Going back to our original question in the ninth post: Is there any hope for the individual investor? The question is now simple to answer. Yes, if you protect the value of your portfolio with precious metals. If you had $100,000 in the stock market in 2000 and just did the buy and hold, you would still have $100,000 today. However, if you had put that $100,000 into gold, you would have $350,000 today.
The pundits on Wall Street and at the Federal Reserve will dismiss these facts with a wave of their hand and tell you that investing in precious metals is speculative and should only be used as a mild hedge against inflation. They will continue to stress not to panic and to stick with the tried and true method of buy and hold. However, if the last few posts should tell you anything, is that every investment has a cycle with historical patterns, and that the next positive precious metal cycle has already begun.

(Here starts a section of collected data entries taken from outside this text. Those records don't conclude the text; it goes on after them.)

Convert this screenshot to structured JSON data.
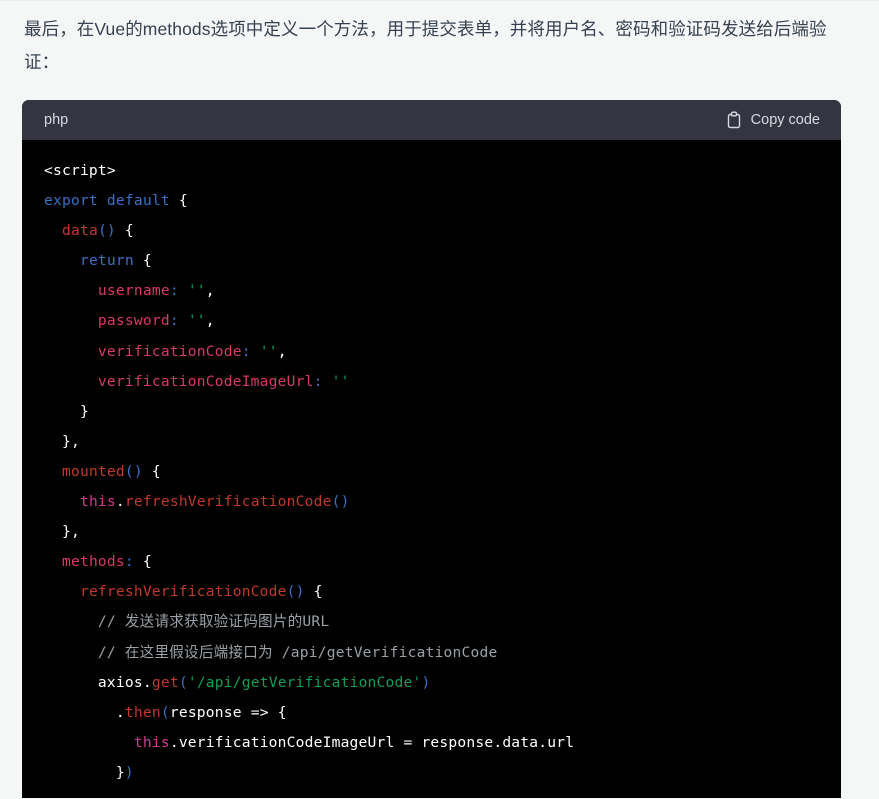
{
  "page": {
    "background_color": "#f5f6f6",
    "text_color": "#374151"
  },
  "paragraph": {
    "text": "最后，在Vue的methods选项中定义一个方法，用于提交表单，并将用户名、密码和验证码发送给后端验证："
  },
  "code_block": {
    "language_label": "php",
    "copy_label": "Copy code",
    "copy_icon": "clipboard-icon",
    "header_bg": "#343541",
    "body_bg": "#000000",
    "code_text": "<script>\nexport default {\n  data() {\n    return {\n      username: '',\n      password: '',\n      verificationCode: '',\n      verificationCodeImageUrl: ''\n    }\n  },\n  mounted() {\n    this.refreshVerificationCode()\n  },\n  methods: {\n    refreshVerificationCode() {\n      // 发送请求获取验证码图片的URL\n      // 在这里假设后端接口为 /api/getVerificationCode\n      axios.get('/api/getVerificationCode')\n        .then(response => {\n          this.verificationCodeImageUrl = response.data.url\n        })",
    "lines": [
      "<script>",
      "export default {",
      "  data() {",
      "    return {",
      "      username: '',",
      "      password: '',",
      "      verificationCode: '',",
      "      verificationCodeImageUrl: ''",
      "    }",
      "  },",
      "  mounted() {",
      "    this.refreshVerificationCode()",
      "  },",
      "  methods: {",
      "    refreshVerificationCode() {",
      "      // 发送请求获取验证码图片的URL",
      "      // 在这里假设后端接口为 /api/getVerificationCode",
      "      axios.get('/api/getVerificationCode')",
      "        .then(response => {",
      "          this.verificationCodeImageUrl = response.data.url",
      "        })"
    ],
    "token_colors": {
      "keyword": "#3d6fc4",
      "function": "#c0392b",
      "property": "#d63a67",
      "string": "#0f9d58",
      "this": "#d13b8c",
      "comment": "#9aa0a6",
      "plain": "#ffffff"
    }
  }
}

And based on the amount of debt the United States has accumulated, it may be the last cycle.
How much of your portfolio you should allocate to precious metals depends on your needs, but diversification of your assets should include gold and silver. Just remember, the Dow/gold ratio right now is 10 and falling. Most value is gained before the superbubble is formed. If you wait until the Dow/gold ratio drops to 3 or 4, it will be too late to take advantage of the situation. By then, everybody will be scrambling and the price will be too high (historical playbook, step 7). And like the last two superbubbles we have seen in the last decade, the later one gets into the bubble, the more likely one will take the most loss when it goes bust.